Kriegsan - 13. Jan, 18:13

Autbahn

Stimmt schön anschaulich.

Nur ist dann die Grundschule keine Autobahn, sondern eher der Zubringer, da würde der Smart reichen... ; )

Aber Du hast recht, gerade in den Hauptfächern sitzen manche Leute, weil sie es "müssen", nicht weil sie es wollen oder gar beherrschen können.

juliah - 15. Jan, 16:33

Jede...

... absolute Aussage ist falsch, weil es nichts Absolutes gibt. So ist auch die Aussage falsch,
dass lehrerorientierter Unterricht Lernen unmöglich macht. Wenigstens schränkst du diese Aussage durch das „fast unmöglich macht“ ein. In bestimmten Unterrichtsphasen, bei einem ganz besonderen Unterrichtsklima oder in einer außerordentlichen Unterrichtssituation kann
lehrerorientierter Unterricht durchaus angebracht, opportun sein. Auch kann das von ganz spezifischen Sachverhalten abhängen. Grundsätzlich hat sogar ein kurzer Lehrervortrag – in
der Oberstufe selbst ein längerer – seinen sinnvollen Stellenwert. Das ist dann durchaus Teil sog. eigentlichen Lernens. Es hängt dabei ganz entscheidend vom Lehrer ab, wie überzeugend
und damit motivierend er den Lehrervortrag oder anderen lehrerorientierten Unterricht einsetzt.

juliah - 15. Jan, 16:35

Frontalunterricht...

... ist etymologisch durchaus nicht an militärischen Sprachgebrauch ange=
lehnt. „Front“ kommt aus dem Französischen, ist ein anatomischer Begriff und heißt einfach
nur „Stirn“. Eine weitere Bedeutung ist politischer Art, wie z.B. in „ front populaire“ (Volks-
front) und ganz selten militärischer Art, sondern noch eher ein klimatischer Begriff wie im
Deutschen Warm – oder Kaltfront. Front hat im Französischen eine noch viel weitere Palette
von Bedeutungen. Das Adjektiv „frontal“ ist ebenfalls primär anatomisch zu verstehen in Verbindung mit Namen wie z. B. Stirnbein( frz. os frontal) oder in Verbindungen wie Frontalzusammenstoß im Straßenverkehr. Der Ausdruck Front hat also nicht die Konnotation von Angriff und Verteidigung, schon gar nicht von Sieg und Niederlage. Das auch noch auf den Lehrenden zu übertragen, ist dann wohl eher böswillig. Frontalunterricht ist etwas ganz
anderes.

clarisax - 15. Jan, 18:42

... tja, wie du selbst schon sagst, ist das so im Französischen - aber eben dort und unsere gallischen Freunde waren ja schon immer etwas Besonderes! :-))
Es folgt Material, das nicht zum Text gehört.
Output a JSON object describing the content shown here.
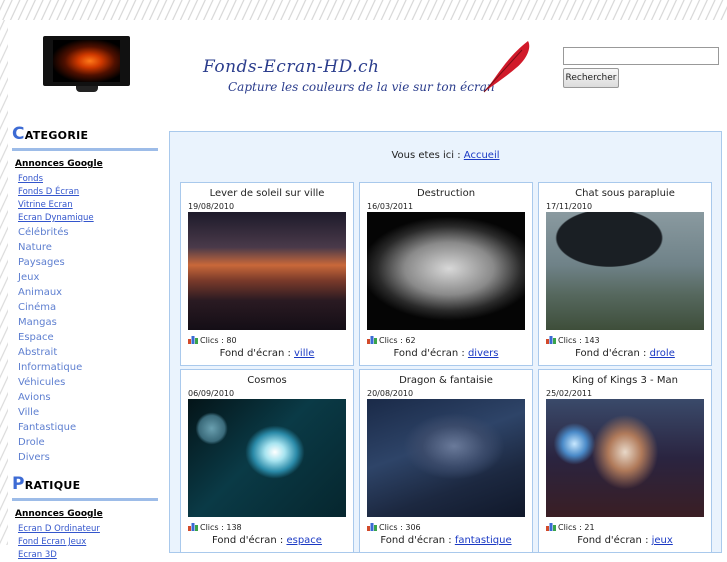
{
  "header": {
    "logo_title": "Fonds-Ecran-HD.ch",
    "logo_tagline": "Capture les couleurs de la vie sur ton écran",
    "search_value": "",
    "search_button": "Rechercher"
  },
  "sidebar": {
    "categorie_cap": "C",
    "categorie_rest": "ATEGORIE",
    "ads1_label": "Annonces Google",
    "ads1_links": [
      "Fonds",
      "Fonds D Écran",
      "Vitrine Ecran",
      "Ecran Dynamique"
    ],
    "categories": [
      "Célébrités",
      "Nature",
      "Paysages",
      "Jeux",
      "Animaux",
      "Cinéma",
      "Mangas",
      "Espace",
      "Abstrait",
      "Informatique",
      "Véhicules",
      "Avions",
      "Ville",
      "Fantastique",
      "Drole",
      "Divers"
    ],
    "pratique_cap": "P",
    "pratique_rest": "RATIQUE",
    "ads2_label": "Annonces Google",
    "ads2_links": [
      "Ecran D Ordinateur",
      "Fond Ecran Jeux",
      "Ecran 3D"
    ]
  },
  "breadcrumb": {
    "prefix": "Vous etes ici : ",
    "link": "Accueil"
  },
  "wallpapers": [
    {
      "title": "Lever de soleil sur ville",
      "date": "19/08/2010",
      "clicks": "Clics : 80",
      "cat_prefix": "Fond d'écran : ",
      "category": "ville"
    },
    {
      "title": "Destruction",
      "date": "16/03/2011",
      "clicks": "Clics : 62",
      "cat_prefix": "Fond d'écran : ",
      "category": "divers"
    },
    {
      "title": "Chat sous parapluie",
      "date": "17/11/2010",
      "clicks": "Clics : 143",
      "cat_prefix": "Fond d'écran : ",
      "category": "drole"
    },
    {
      "title": "Cosmos",
      "date": "06/09/2010",
      "clicks": "Clics : 138",
      "cat_prefix": "Fond d'écran : ",
      "category": "espace"
    },
    {
      "title": "Dragon & fantaisie",
      "date": "20/08/2010",
      "clicks": "Clics : 306",
      "cat_prefix": "Fond d'écran : ",
      "category": "fantastique"
    },
    {
      "title": "King of Kings 3 - Man",
      "date": "25/02/2011",
      "clicks": "Clics : 21",
      "cat_prefix": "Fond d'écran : ",
      "category": "jeux"
    }
  ],
  "colors": {
    "link": "#1a39c4",
    "sidebar_link": "#5e7fd0",
    "panel_bg": "#eaf3fd",
    "panel_border": "#a9c9ec",
    "heading_accent": "#3d6bd4"
  }
}
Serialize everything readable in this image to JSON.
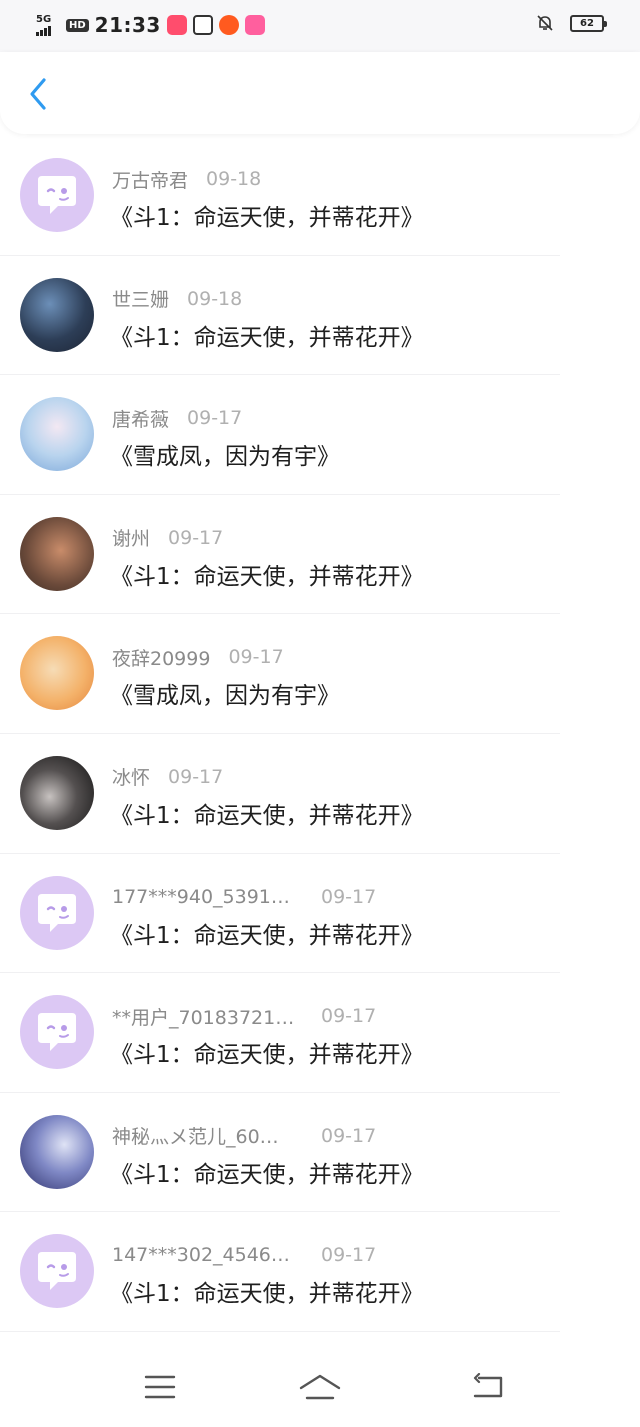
{
  "status_bar": {
    "network": "5G",
    "hd": "HD",
    "time": "21:33",
    "battery": "62"
  },
  "header": {
    "back_icon": "chevron-left-icon",
    "accent_color": "#2f9bf0"
  },
  "list": [
    {
      "name": "万古帝君",
      "date": "09-18",
      "message": "《斗1：命运天使，并蒂花开》",
      "avatar": "default-chat-bubble"
    },
    {
      "name": "世三姗",
      "date": "09-18",
      "message": "《斗1：命运天使，并蒂花开》",
      "avatar": "photo"
    },
    {
      "name": "唐希薇",
      "date": "09-17",
      "message": "《雪成凤，因为有宇》",
      "avatar": "photo"
    },
    {
      "name": "谢州",
      "date": "09-17",
      "message": "《斗1：命运天使，并蒂花开》",
      "avatar": "photo"
    },
    {
      "name": "夜辞20999",
      "date": "09-17",
      "message": "《雪成凤，因为有宇》",
      "avatar": "photo"
    },
    {
      "name": "冰怀",
      "date": "09-17",
      "message": "《斗1：命运天使，并蒂花开》",
      "avatar": "photo"
    },
    {
      "name": "177***940_5391…",
      "date": "09-17",
      "message": "《斗1：命运天使，并蒂花开》",
      "avatar": "default-chat-bubble"
    },
    {
      "name": "**用户_70183721…",
      "date": "09-17",
      "message": "《斗1：命运天使，并蒂花开》",
      "avatar": "default-chat-bubble"
    },
    {
      "name": "神秘灬メ范儿_60…",
      "date": "09-17",
      "message": "《斗1：命运天使，并蒂花开》",
      "avatar": "photo"
    },
    {
      "name": "147***302_4546…",
      "date": "09-17",
      "message": "《斗1：命运天使，并蒂花开》",
      "avatar": "default-chat-bubble"
    }
  ],
  "nav_bar": {
    "icons": [
      "menu-icon",
      "home-icon",
      "back-icon"
    ]
  }
}
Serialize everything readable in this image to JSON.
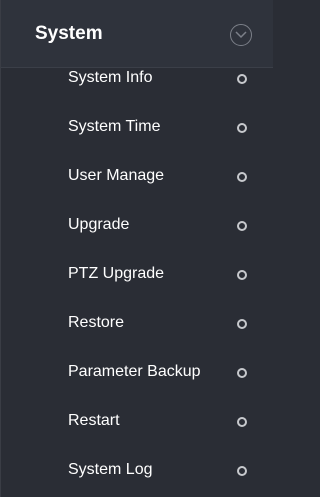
{
  "header": {
    "title": "System",
    "toggle_icon": "chevron-circle-down-icon"
  },
  "menu": {
    "item_icon": "circle-outline-icon",
    "items": [
      {
        "label": "System Info"
      },
      {
        "label": "System Time"
      },
      {
        "label": "User Manage"
      },
      {
        "label": "Upgrade"
      },
      {
        "label": "PTZ Upgrade"
      },
      {
        "label": "Restore"
      },
      {
        "label": "Parameter Backup"
      },
      {
        "label": "Restart"
      },
      {
        "label": "System Log"
      }
    ]
  },
  "colors": {
    "background": "#2a2d35",
    "header_background": "#2f333c",
    "text": "#ffffff",
    "icon": "#c7c9cd"
  }
}
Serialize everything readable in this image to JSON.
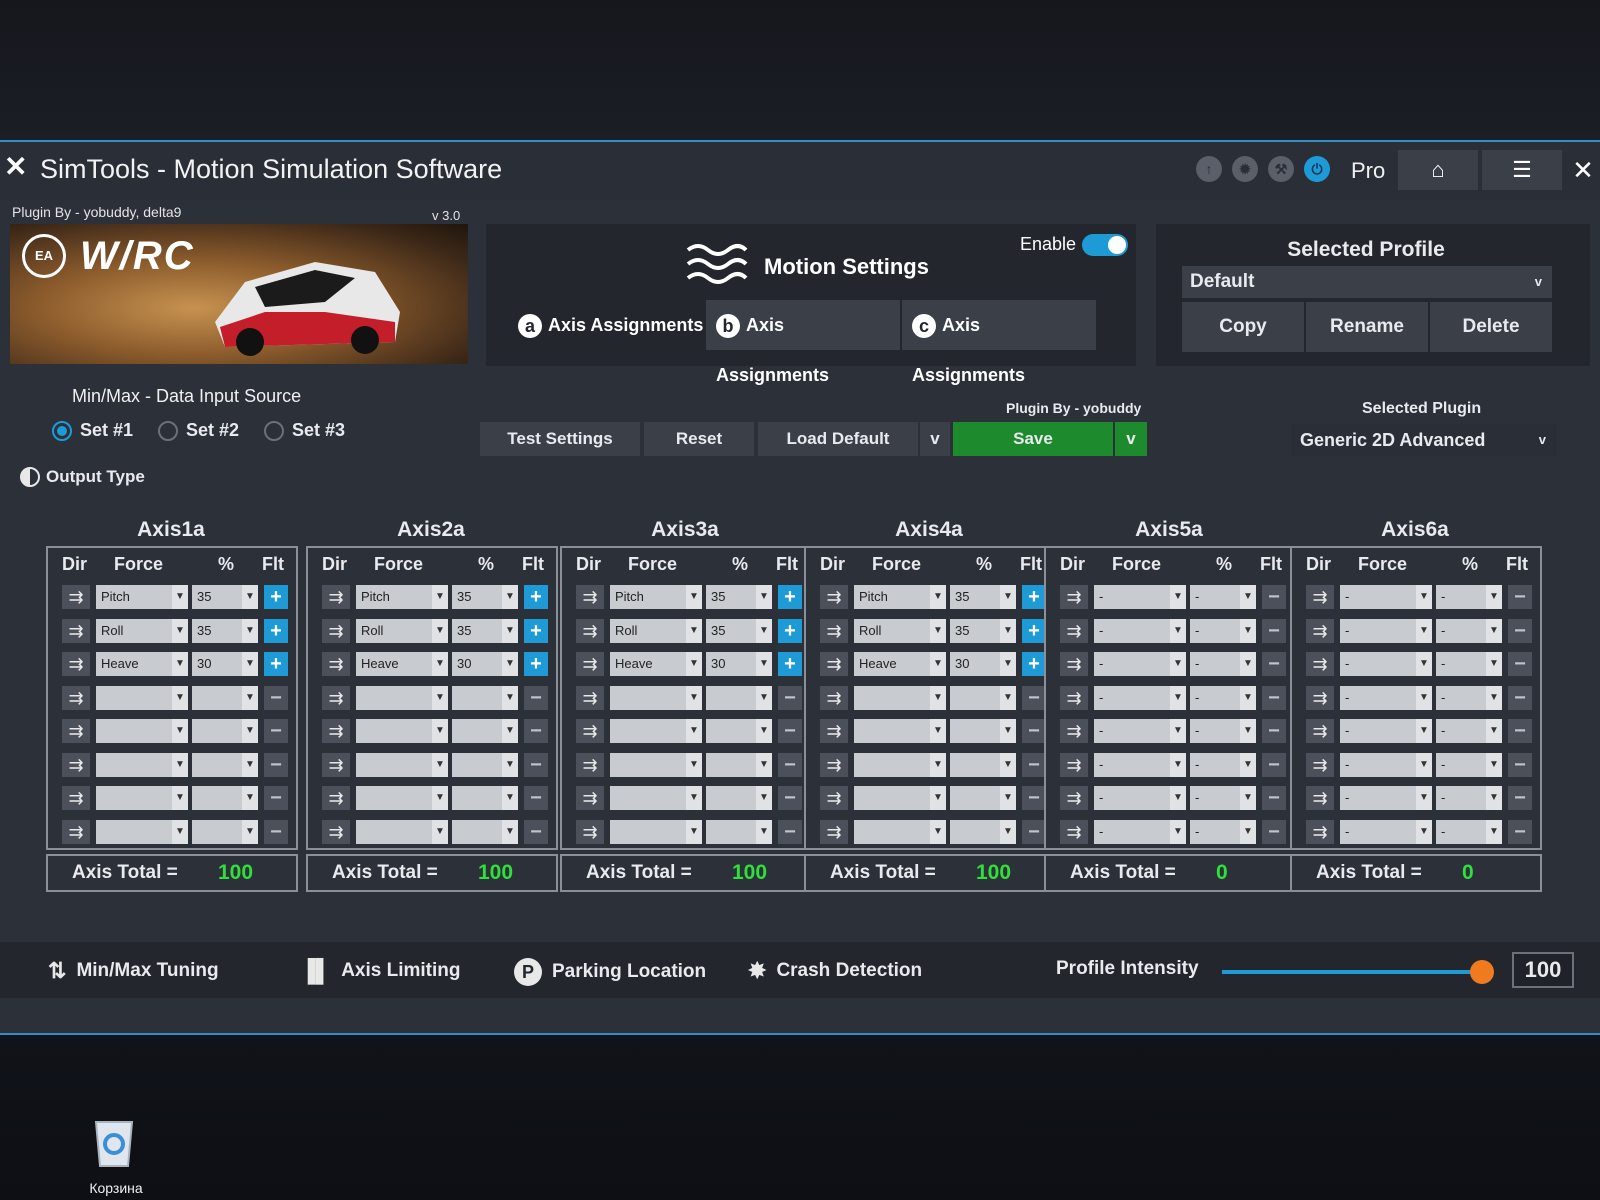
{
  "window": {
    "title": "SimTools - Motion Simulation Software",
    "edition": "Pro",
    "close": "✕"
  },
  "plugin": {
    "by": "Plugin By - yobuddy, delta9",
    "version": "v 3.0",
    "game_logo": "WRC",
    "publisher_logo": "EA SPORTS"
  },
  "motion": {
    "title": "Motion Settings",
    "enable_label": "Enable",
    "enabled": true,
    "tabs": [
      {
        "badge": "a",
        "label": "Axis Assignments"
      },
      {
        "badge": "b",
        "label": "Axis Assignments"
      },
      {
        "badge": "c",
        "label": "Axis Assignments"
      }
    ]
  },
  "profile": {
    "title": "Selected Profile",
    "value": "Default",
    "buttons": [
      "Copy",
      "Rename",
      "Delete"
    ]
  },
  "minmax": {
    "title": "Min/Max - Data Input Source",
    "options": [
      "Set #1",
      "Set #2",
      "Set #3"
    ],
    "selected": "Set #1"
  },
  "output_type": "Output Type",
  "actions": {
    "test": "Test Settings",
    "reset": "Reset",
    "load_default": "Load Default",
    "save": "Save",
    "dropdown": "v"
  },
  "selected_plugin": {
    "by": "Plugin By - yobuddy",
    "title": "Selected Plugin",
    "value": "Generic 2D Advanced"
  },
  "axis_headers": {
    "dir": "Dir",
    "force": "Force",
    "pct": "%",
    "flt": "Flt"
  },
  "axis_total_label": "Axis Total =",
  "axes": [
    {
      "name": "Axis1a",
      "total": "100",
      "rows": [
        [
          "Pitch",
          "35"
        ],
        [
          "Roll",
          "35"
        ],
        [
          "Heave",
          "30"
        ],
        [
          "",
          ""
        ],
        [
          "",
          ""
        ],
        [
          "",
          ""
        ],
        [
          "",
          ""
        ],
        [
          "",
          ""
        ]
      ]
    },
    {
      "name": "Axis2a",
      "total": "100",
      "rows": [
        [
          "Pitch",
          "35"
        ],
        [
          "Roll",
          "35"
        ],
        [
          "Heave",
          "30"
        ],
        [
          "",
          ""
        ],
        [
          "",
          ""
        ],
        [
          "",
          ""
        ],
        [
          "",
          ""
        ],
        [
          "",
          ""
        ]
      ]
    },
    {
      "name": "Axis3a",
      "total": "100",
      "rows": [
        [
          "Pitch",
          "35"
        ],
        [
          "Roll",
          "35"
        ],
        [
          "Heave",
          "30"
        ],
        [
          "",
          ""
        ],
        [
          "",
          ""
        ],
        [
          "",
          ""
        ],
        [
          "",
          ""
        ],
        [
          "",
          ""
        ]
      ]
    },
    {
      "name": "Axis4a",
      "total": "100",
      "rows": [
        [
          "Pitch",
          "35"
        ],
        [
          "Roll",
          "35"
        ],
        [
          "Heave",
          "30"
        ],
        [
          "",
          ""
        ],
        [
          "",
          ""
        ],
        [
          "",
          ""
        ],
        [
          "",
          ""
        ],
        [
          "",
          ""
        ]
      ]
    },
    {
      "name": "Axis5a",
      "total": "0",
      "rows": [
        [
          "-",
          "-"
        ],
        [
          "-",
          "-"
        ],
        [
          "-",
          "-"
        ],
        [
          "-",
          "-"
        ],
        [
          "-",
          "-"
        ],
        [
          "-",
          "-"
        ],
        [
          "-",
          "-"
        ],
        [
          "-",
          "-"
        ]
      ]
    },
    {
      "name": "Axis6a",
      "total": "0",
      "rows": [
        [
          "-",
          "-"
        ],
        [
          "-",
          "-"
        ],
        [
          "-",
          "-"
        ],
        [
          "-",
          "-"
        ],
        [
          "-",
          "-"
        ],
        [
          "-",
          "-"
        ],
        [
          "-",
          "-"
        ],
        [
          "-",
          "-"
        ]
      ]
    }
  ],
  "bottom": {
    "minmax_tuning": "Min/Max Tuning",
    "axis_limiting": "Axis Limiting",
    "parking_location": "Parking Location",
    "crash_detection": "Crash Detection",
    "intensity_label": "Profile Intensity",
    "intensity_value": "100",
    "intensity_fraction": 1.0
  },
  "desktop": {
    "recycle_bin": "Корзина"
  },
  "colors": {
    "accent": "#1e9bd7",
    "save_green": "#1e8a2e",
    "total_green": "#2fe03a",
    "slider_knob": "#f07a1e"
  }
}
Mal im Ernst: die militärische Bedeutung des Begriffs Front in Frage zu stellen, erscheint mir - vorsichig ausgedrückt - etwas gewagt. Und was bitte sehr ist denn Frontalunterricht anderes als das von mir weiter oben geschilderte? Ich lehn mich jetzt mal entspannt zurück und warte auf eine Erklärung - wenn möglich aber bitte ohne Verweis auf französische Gepflogenheiten.
wirries - 16. Jan, 10:21

Lernen durch Lehren

"wie aber soll erfolgreiches Lernen in einer Situation funktionieren, in der die Lernenden von vorneherein deutlich empfinden müssen, ohne jede Chance auf eigenen Sieg zur Niederlage verurteilt zu sein?"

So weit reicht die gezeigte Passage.